Rank the substituents in each of the following sets according to the sequence rules:

$-{\mathrm{CH}}_3,-{\mathrm{CH}}_2{\mathrm{CH}}_3,-\mathrm{CH}={\mathrm{CH}}_2,{\mathrm{CH}}_2\mathrm{OH}$

Short answer

Higher to lower-ranking:$-{\mathrm{CH}}_2\mathrm{OH}>-\mathrm{CH}={\mathrm{CH}}_2>-{\mathrm{CH}}_2{\mathrm{CH}}_3>-{\mathrm{CH}}_3$

Step-by-step solution

E and Z designation

Cis-trans naming is limited to alkenes with two substituents other than hydrogen on the double bond.
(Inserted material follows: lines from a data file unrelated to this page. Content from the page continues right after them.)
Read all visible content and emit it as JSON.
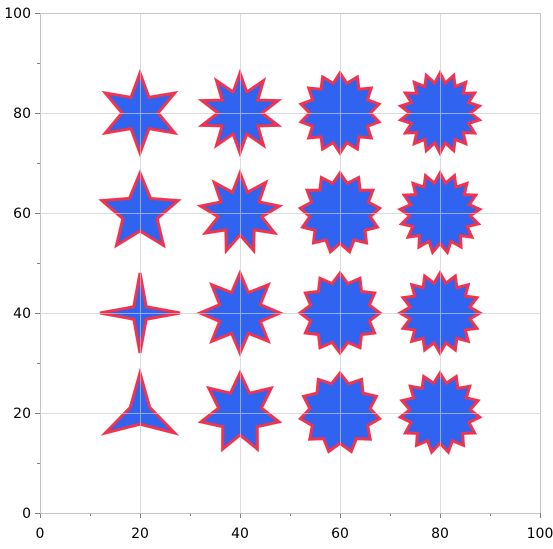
{
  "chart_data": {
    "type": "scatter",
    "title": "",
    "xlabel": "",
    "ylabel": "",
    "xlim": [
      0,
      100
    ],
    "ylim": [
      0,
      100
    ],
    "grid": true,
    "x_ticks": [
      "0",
      "20",
      "40",
      "60",
      "80",
      "100"
    ],
    "y_ticks": [
      "0",
      "20",
      "40",
      "60",
      "80",
      "100"
    ],
    "marker_fill": "#2f63f0",
    "marker_stroke": "#f0344f",
    "grid_color": "#d3d3d3",
    "points": [
      {
        "x": 20,
        "y": 20,
        "spikes": 3
      },
      {
        "x": 20,
        "y": 40,
        "spikes": 4
      },
      {
        "x": 20,
        "y": 60,
        "spikes": 5
      },
      {
        "x": 20,
        "y": 80,
        "spikes": 6
      },
      {
        "x": 40,
        "y": 20,
        "spikes": 7
      },
      {
        "x": 40,
        "y": 40,
        "spikes": 8
      },
      {
        "x": 40,
        "y": 60,
        "spikes": 9
      },
      {
        "x": 40,
        "y": 80,
        "spikes": 10
      },
      {
        "x": 60,
        "y": 20,
        "spikes": 11
      },
      {
        "x": 60,
        "y": 40,
        "spikes": 12
      },
      {
        "x": 60,
        "y": 60,
        "spikes": 13
      },
      {
        "x": 60,
        "y": 80,
        "spikes": 14
      },
      {
        "x": 80,
        "y": 20,
        "spikes": 15
      },
      {
        "x": 80,
        "y": 40,
        "spikes": 16
      },
      {
        "x": 80,
        "y": 60,
        "spikes": 17
      },
      {
        "x": 80,
        "y": 80,
        "spikes": 18
      }
    ]
  }
}
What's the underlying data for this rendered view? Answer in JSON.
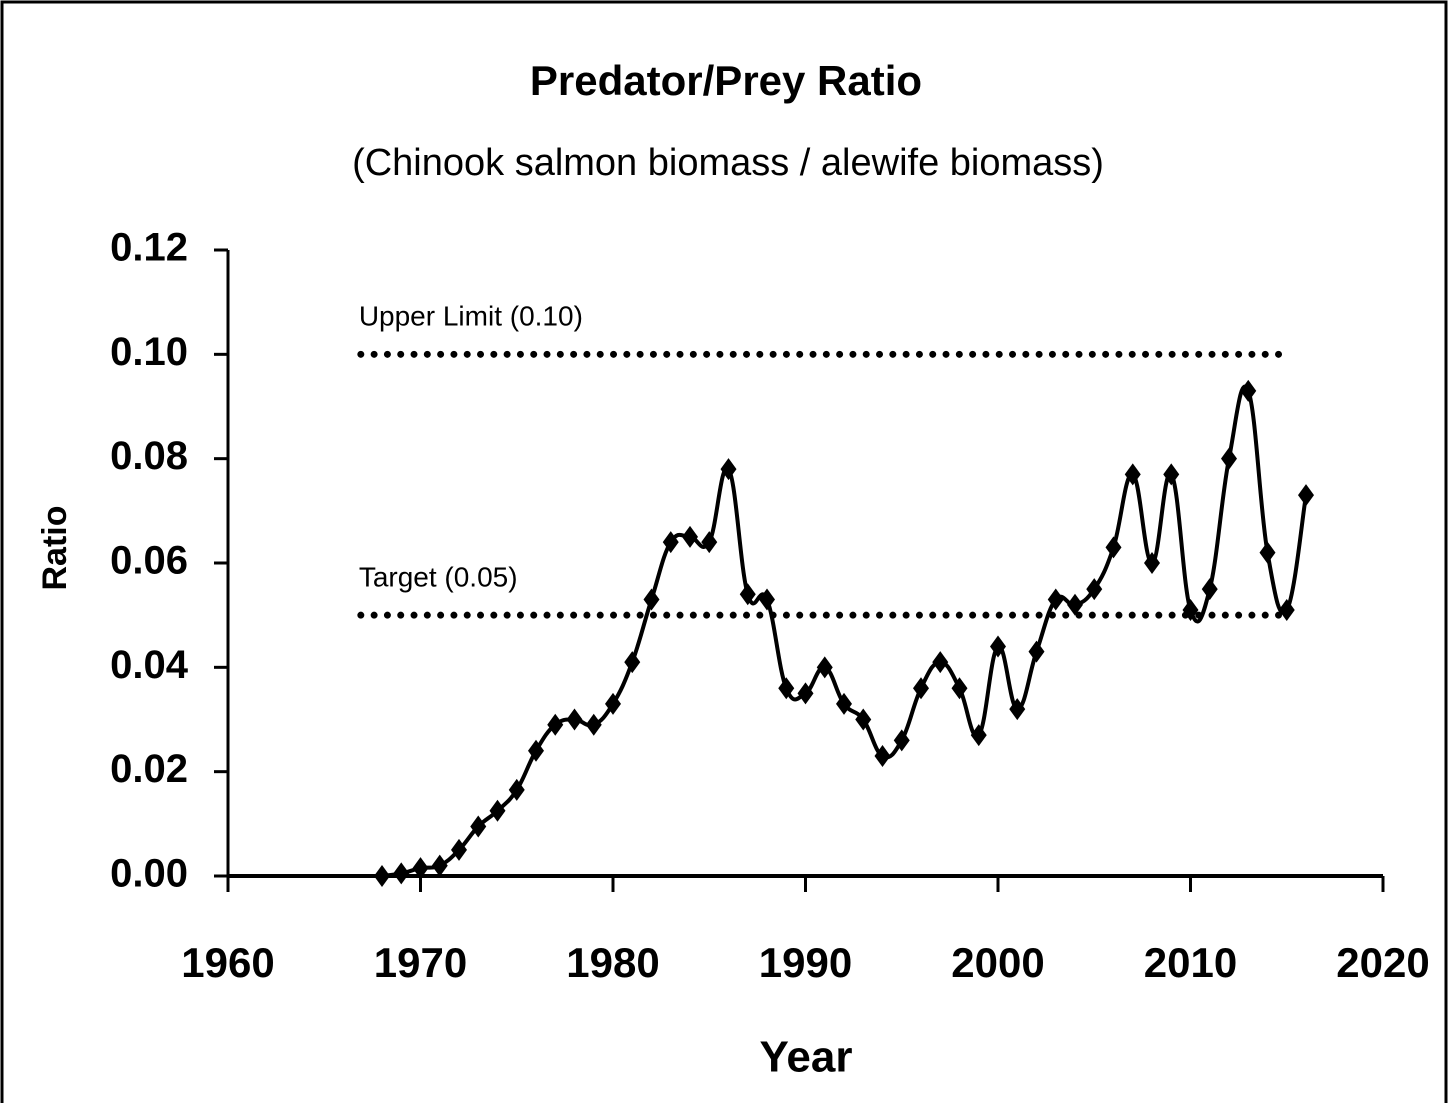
{
  "chart_data": {
    "type": "line",
    "title": "Predator/Prey Ratio",
    "subtitle": "(Chinook salmon biomass / alewife biomass)",
    "x_label": "Year",
    "y_label": "Ratio",
    "x": [
      1968,
      1969,
      1970,
      1971,
      1972,
      1973,
      1974,
      1975,
      1976,
      1977,
      1978,
      1979,
      1980,
      1981,
      1982,
      1983,
      1984,
      1985,
      1986,
      1987,
      1988,
      1989,
      1990,
      1991,
      1992,
      1993,
      1994,
      1995,
      1996,
      1997,
      1998,
      1999,
      2000,
      2001,
      2002,
      2003,
      2004,
      2005,
      2006,
      2007,
      2008,
      2009,
      2010,
      2011,
      2012,
      2013,
      2014,
      2015,
      2016
    ],
    "series": [
      {
        "name": "Ratio",
        "color": "#000000",
        "values": [
          0.0,
          0.0005,
          0.0015,
          0.002,
          0.005,
          0.0095,
          0.0125,
          0.0165,
          0.024,
          0.029,
          0.03,
          0.029,
          0.033,
          0.041,
          0.053,
          0.064,
          0.065,
          0.064,
          0.078,
          0.054,
          0.053,
          0.036,
          0.035,
          0.04,
          0.033,
          0.03,
          0.023,
          0.026,
          0.036,
          0.041,
          0.036,
          0.027,
          0.044,
          0.032,
          0.043,
          0.053,
          0.052,
          0.055,
          0.063,
          0.077,
          0.06,
          0.077,
          0.051,
          0.055,
          0.08,
          0.093,
          0.062,
          0.051,
          0.073
        ]
      }
    ],
    "reference_lines": [
      {
        "label": "Upper Limit (0.10)",
        "value": 0.1
      },
      {
        "label": "Target (0.05)",
        "value": 0.05
      }
    ],
    "xlim": [
      1960,
      2020
    ],
    "xticks": [
      1960,
      1970,
      1980,
      1990,
      2000,
      2010,
      2020
    ],
    "ylim": [
      0,
      0.12
    ],
    "yticks": [
      {
        "value": 0,
        "label": "0.00"
      },
      0.02,
      0.04,
      0.06,
      0.08,
      {
        "value": 0.1,
        "label": "0.10"
      },
      0.12
    ]
  }
}
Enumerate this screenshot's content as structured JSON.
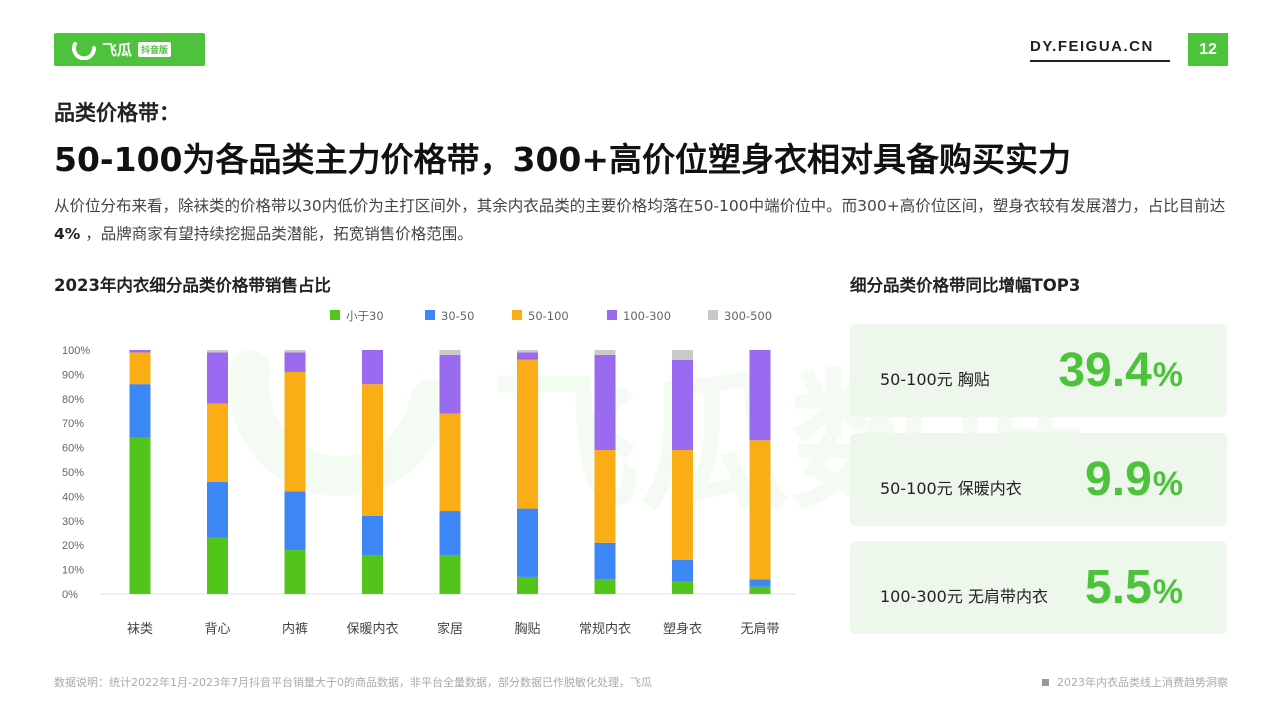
{
  "header": {
    "logo_text": "飞瓜",
    "logo_tag": "抖音版",
    "site": "DY.FEIGUA.CN",
    "page_number": "12",
    "brand_color": "#4cc33a"
  },
  "kicker": "品类价格带：",
  "headline": "50-100为各品类主力价格带，300+高价位塑身衣相对具备购买实力",
  "description": {
    "before": "从价位分布来看，除袜类的价格带以30内低价为主打区间外，其余内衣品类的主要价格均落在50-100中端价位中。而300+高价位区间，塑身衣较有发展潜力，占比目前达 ",
    "highlight": "4%",
    "after": " ，品牌商家有望持续挖掘品类潜能，拓宽销售价格范围。"
  },
  "chart_title": "2023年内衣细分品类价格带销售占比",
  "chart_data": {
    "type": "bar",
    "stacked": true,
    "categories": [
      "袜类",
      "背心",
      "内裤",
      "保暖内衣",
      "家居",
      "胸贴",
      "常规内衣",
      "塑身衣",
      "无肩带"
    ],
    "series": [
      {
        "name": "小于30",
        "color": "#52c41a",
        "values": [
          64,
          23,
          18,
          16,
          16,
          7,
          6,
          5,
          3
        ]
      },
      {
        "name": "30-50",
        "color": "#3d86f5",
        "values": [
          22,
          23,
          24,
          16,
          18,
          28,
          15,
          9,
          3
        ]
      },
      {
        "name": "50-100",
        "color": "#faad14",
        "values": [
          13,
          32,
          49,
          54,
          40,
          61,
          38,
          45,
          57
        ]
      },
      {
        "name": "100-300",
        "color": "#9a6af0",
        "values": [
          1,
          21,
          8,
          14,
          24,
          3,
          39,
          37,
          37
        ]
      },
      {
        "name": "300-500",
        "color": "#c9c9c9",
        "values": [
          0,
          1,
          1,
          0,
          2,
          1,
          2,
          4,
          0
        ]
      }
    ],
    "y_ticks": [
      "0%",
      "10%",
      "20%",
      "30%",
      "40%",
      "50%",
      "60%",
      "70%",
      "80%",
      "90%",
      "100%"
    ],
    "ylim": [
      0,
      100
    ],
    "grid": false,
    "legend": "top"
  },
  "right_title": "细分品类价格带同比增幅TOP3",
  "top3": [
    {
      "label": "50-100元 胸贴",
      "value": "39.4",
      "unit": "%"
    },
    {
      "label": "50-100元 保暖内衣",
      "value": "9.9",
      "unit": "%"
    },
    {
      "label": "100-300元 无肩带内衣",
      "value": "5.5",
      "unit": "%"
    }
  ],
  "watermark": "飞瓜数据",
  "footnote": "数据说明：统计2022年1月-2023年7月抖音平台销量大于0的商品数据，非平台全量数据，部分数据已作脱敏化处理，飞瓜",
  "footer_right": "2023年内衣品类线上消费趋势洞察"
}
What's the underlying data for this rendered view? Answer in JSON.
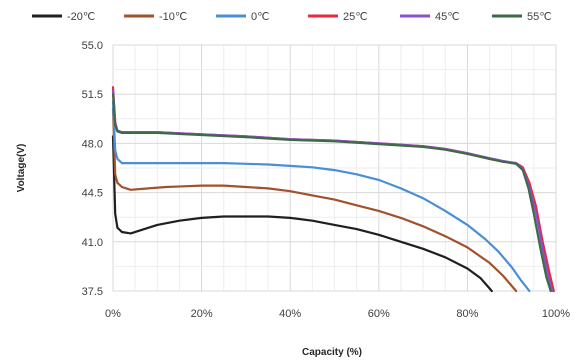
{
  "chart_data": {
    "type": "line",
    "title": "",
    "xlabel": "Capacity (%)",
    "ylabel": "Voltage(V)",
    "xlim": [
      0,
      100
    ],
    "ylim": [
      37.5,
      55.0
    ],
    "x_ticks": [
      0,
      20,
      40,
      60,
      80,
      100
    ],
    "x_tick_labels": [
      "0%",
      "20%",
      "40%",
      "60%",
      "80%",
      "100%"
    ],
    "y_ticks": [
      37.5,
      41.0,
      44.5,
      48.0,
      51.5,
      55.0
    ],
    "y_tick_labels": [
      "37.5",
      "41.0",
      "44.5",
      "48.0",
      "51.5",
      "55.0"
    ],
    "grid": true,
    "legend_position": "top",
    "series": [
      {
        "name": "-20℃",
        "color": "#1f1f1f",
        "x": [
          0,
          0.5,
          1,
          2,
          4,
          6,
          10,
          15,
          20,
          25,
          30,
          35,
          40,
          45,
          50,
          55,
          60,
          65,
          70,
          75,
          80,
          83,
          85.5
        ],
        "y": [
          48.5,
          43.0,
          42.0,
          41.7,
          41.6,
          41.8,
          42.2,
          42.5,
          42.7,
          42.8,
          42.8,
          42.8,
          42.7,
          42.5,
          42.2,
          41.9,
          41.5,
          41.0,
          40.5,
          39.9,
          39.1,
          38.4,
          37.5
        ]
      },
      {
        "name": "-10℃",
        "color": "#a0522d",
        "x": [
          0,
          0.5,
          1,
          2,
          4,
          8,
          12,
          16,
          20,
          25,
          30,
          35,
          40,
          45,
          50,
          55,
          60,
          65,
          70,
          75,
          80,
          85,
          88,
          91
        ],
        "y": [
          50.5,
          45.8,
          45.2,
          44.9,
          44.7,
          44.8,
          44.9,
          44.95,
          45.0,
          45.0,
          44.9,
          44.8,
          44.6,
          44.3,
          44.0,
          43.6,
          43.2,
          42.7,
          42.1,
          41.4,
          40.6,
          39.5,
          38.6,
          37.5
        ]
      },
      {
        "name": "0℃",
        "color": "#4a8ed8",
        "x": [
          0,
          0.5,
          1,
          2,
          4,
          8,
          15,
          20,
          25,
          30,
          35,
          40,
          45,
          50,
          55,
          60,
          65,
          70,
          75,
          80,
          84,
          87,
          90,
          92,
          94
        ],
        "y": [
          51.0,
          47.5,
          46.9,
          46.6,
          46.6,
          46.6,
          46.6,
          46.6,
          46.6,
          46.55,
          46.5,
          46.4,
          46.3,
          46.1,
          45.8,
          45.4,
          44.8,
          44.1,
          43.2,
          42.2,
          41.2,
          40.3,
          39.2,
          38.3,
          37.5
        ]
      },
      {
        "name": "25℃",
        "color": "#e8283c",
        "x": [
          0,
          0.5,
          1,
          2,
          5,
          10,
          20,
          30,
          40,
          50,
          60,
          70,
          75,
          80,
          85,
          88,
          91,
          92.5,
          94,
          95.5,
          97,
          98.5,
          99.5
        ],
        "y": [
          52.0,
          49.5,
          48.9,
          48.8,
          48.8,
          48.8,
          48.65,
          48.5,
          48.3,
          48.2,
          48.0,
          47.8,
          47.6,
          47.3,
          46.9,
          46.7,
          46.6,
          46.3,
          45.2,
          43.5,
          41.0,
          38.8,
          37.5
        ]
      },
      {
        "name": "45℃",
        "color": "#8a4fc9",
        "x": [
          0,
          0.5,
          1,
          2,
          5,
          10,
          20,
          30,
          40,
          50,
          60,
          70,
          75,
          80,
          85,
          88,
          91,
          92.5,
          94,
          95.5,
          97,
          98.2,
          99.2
        ],
        "y": [
          51.8,
          49.4,
          48.9,
          48.8,
          48.8,
          48.8,
          48.65,
          48.5,
          48.3,
          48.2,
          48.0,
          47.8,
          47.6,
          47.3,
          46.95,
          46.75,
          46.6,
          46.2,
          44.9,
          43.0,
          40.5,
          38.6,
          37.5
        ]
      },
      {
        "name": "55℃",
        "color": "#3d6b45",
        "x": [
          0,
          0.5,
          1,
          2,
          5,
          10,
          20,
          30,
          40,
          50,
          60,
          70,
          75,
          80,
          85,
          88,
          91,
          92.5,
          93.8,
          95,
          96.5,
          97.8,
          98.8
        ],
        "y": [
          51.5,
          49.3,
          48.85,
          48.75,
          48.75,
          48.75,
          48.6,
          48.45,
          48.25,
          48.15,
          47.95,
          47.75,
          47.55,
          47.25,
          46.9,
          46.7,
          46.55,
          46.1,
          44.8,
          43.0,
          40.5,
          38.5,
          37.5
        ]
      }
    ]
  }
}
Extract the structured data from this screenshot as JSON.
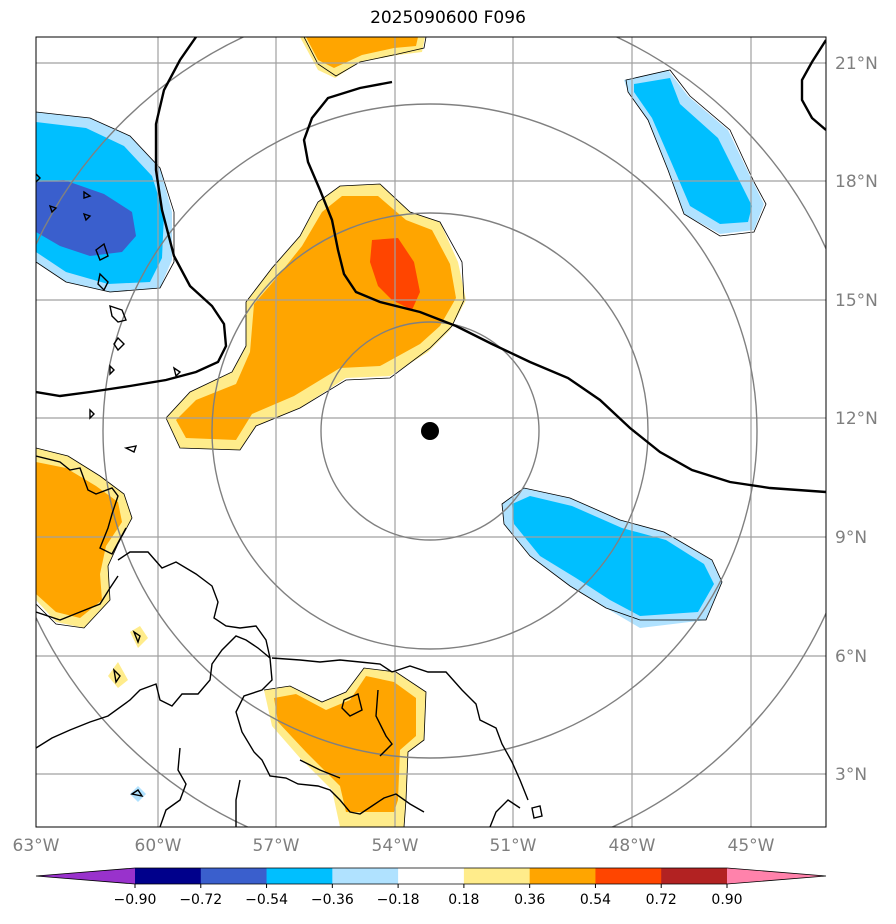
{
  "title": "2025090600 F096",
  "map": {
    "lon_labels": [
      "63°W",
      "60°W",
      "57°W",
      "54°W",
      "51°W",
      "48°W",
      "45°W"
    ],
    "lat_labels": [
      "21°N",
      "18°N",
      "15°N",
      "12°N",
      "9°N",
      "6°N",
      "3°N"
    ],
    "center_marker": {
      "lat": 11.7,
      "lon": -53.0
    },
    "range_rings": "concentric circles around storm center",
    "grid": true
  },
  "colorbar": {
    "ticks": [
      "−0.90",
      "−0.72",
      "−0.54",
      "−0.36",
      "−0.18",
      "0.18",
      "0.36",
      "0.54",
      "0.72",
      "0.90"
    ],
    "colors": [
      "#9932cc",
      "#00008b",
      "#3a5fcd",
      "#00bfff",
      "#b0e2ff",
      "#ffffff",
      "#ffec8b",
      "#ffa500",
      "#ff4500",
      "#b22222",
      "#ff82ab"
    ]
  },
  "colors": {
    "grid": "#a0a0a0",
    "ring": "#808080",
    "coast": "#000000"
  }
}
But when trisubstituted and tetrasubstituted of the double bond is present then the E and Z system is used for describing alkene stereochemistry.

Rule for ranking substituents

• Consider each of the double-bond carbons separately and ranks the two substituents according to the atomic number of the first atom in each. An atom with a higher atomic number will rank higher.

• If the first atom same then, look at the second, third, or fourth atoms away from the double-bond until the first difference is found.

• Multiple-bonded atoms are equivalent to the same number of single-bonded atoms.

Ranking of given groups

As ranking is atomic number dependent, more the atomic number higher will be ranking. So,

• In$-{\mathrm{CH}}_2\mathrm{OH}$ carbon is attached to two hydrogens and one oxygen.
• In$-\mathrm{CH}={\mathrm{CH}}_2$ carbon is attached to two carbon and one hydrogen.
• In $-{\mathrm{CH}}_2{\mathrm{CH}}_3$carbon is attached to two hydrogens and one carbon.
• In $-{\mathrm{CH}}_3$carbon is attached to three hydrogens only.
• So, higher to lower-ranking:$-{\mathrm{CH}}_2\mathrm{OH}>-\mathrm{CH}={\mathrm{CH}}_2>-{\mathrm{CH}}_2{\mathrm{CH}}_3>-{\mathrm{CH}}_3$